Students will also bring fellow students" scripts to life in live performances and show the process behind it through workshops.
"It's an insight into the business by industry professionals but also into the work that is being created by students here in Worcester," said Sarah Evans, Course Leader for Screenwriting.
The free event, which runs on Saturday, April 14, from 12pm to 10pm, took place for the first time two years ago, but is now being opened up more widely to the public.
Students will start the day by delivering a selection of live script readings and performance workshops in the atrium of the library between 12pm and 2pm.
From 5.30pm onwards, the Studio will host live public performances and screenings. Through a collaboration between the Screenwriting course and the Film and Theatre Department, Drama students will be performing original dramatic monologues produced by current Screenwriting students.
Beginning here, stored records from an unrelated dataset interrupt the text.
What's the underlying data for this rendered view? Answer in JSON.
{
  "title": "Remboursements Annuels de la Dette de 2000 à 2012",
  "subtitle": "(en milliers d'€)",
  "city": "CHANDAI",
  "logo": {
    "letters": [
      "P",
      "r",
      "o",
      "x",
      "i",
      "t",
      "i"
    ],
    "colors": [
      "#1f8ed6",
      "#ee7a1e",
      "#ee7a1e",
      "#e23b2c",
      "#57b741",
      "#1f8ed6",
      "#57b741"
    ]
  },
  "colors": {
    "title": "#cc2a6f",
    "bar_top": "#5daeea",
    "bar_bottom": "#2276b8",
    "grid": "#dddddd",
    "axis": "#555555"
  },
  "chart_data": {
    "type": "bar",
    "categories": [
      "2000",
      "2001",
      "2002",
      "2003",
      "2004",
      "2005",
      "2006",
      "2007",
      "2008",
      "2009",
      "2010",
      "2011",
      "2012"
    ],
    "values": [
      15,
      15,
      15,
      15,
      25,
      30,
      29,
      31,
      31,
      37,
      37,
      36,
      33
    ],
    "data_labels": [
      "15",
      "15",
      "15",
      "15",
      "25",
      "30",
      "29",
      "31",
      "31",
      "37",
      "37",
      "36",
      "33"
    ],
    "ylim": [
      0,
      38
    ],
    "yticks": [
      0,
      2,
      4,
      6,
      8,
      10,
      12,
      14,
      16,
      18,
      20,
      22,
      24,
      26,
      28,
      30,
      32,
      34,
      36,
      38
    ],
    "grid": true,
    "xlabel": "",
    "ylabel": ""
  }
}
The festival features an industry professionals" panel event, from 2pm to 4pm. They will be discussing their work, their experiences and their path into the screenwriting industry, alongside answering questions. In addition, they will be giving feedback on pitches for television dramas that people can put in a post-box anonymously.
The panel includes screenwriter Elliot Hope, who has written for programmes including BBC series Holby City, Moving On and Candy Cabs, and experienced television scriptwriter and producer Samantha Doland-de Vaux, who has written and produced Channel 4 show Hollyoaks and currently writes for ITV drama Emmerdale. Joining them is Mog McIntyre, who has done script editing on the BBC's Eastenders and later for BBC in-house drama development and has edited on shows for CBBC, Disney and Netflix. Rich Matthews, a writer/producer at Hereford-based production company, Rural Media Productions, will be speaking of his experiences in the industry and, in particular, can talk about pitching ideas to producers both at home and in Hollywood.
There will also be the chance to network with these industry professionals during the day.
For people who may be thinking about a change of career and going into the television and film industry, lecturers from Worcester will be on hand to speak to them.
Ms Evans said: "It's a chance to meet industry professionals and find out about what happens behind the scenes, how it works and what it might be like to be a writer in the television industry. And if anyone has an idea that has been burning away for years they have got the chance to get a pain free response.
"For anyone in the creative arts, to actually see their work come to life is really important. Throughout the Screenwriting course we try to create as many opportunities as possible for students to get work produced because we don't want them completing the course only having had their work on paper. Pieces are written to be performed and filmed, so this event benefits our writers, but also the Drama students working on contemporary material. It's invaluable experience, giving them a feel for the production process " from taking an initial idea, to having it edited, to seeing it performed."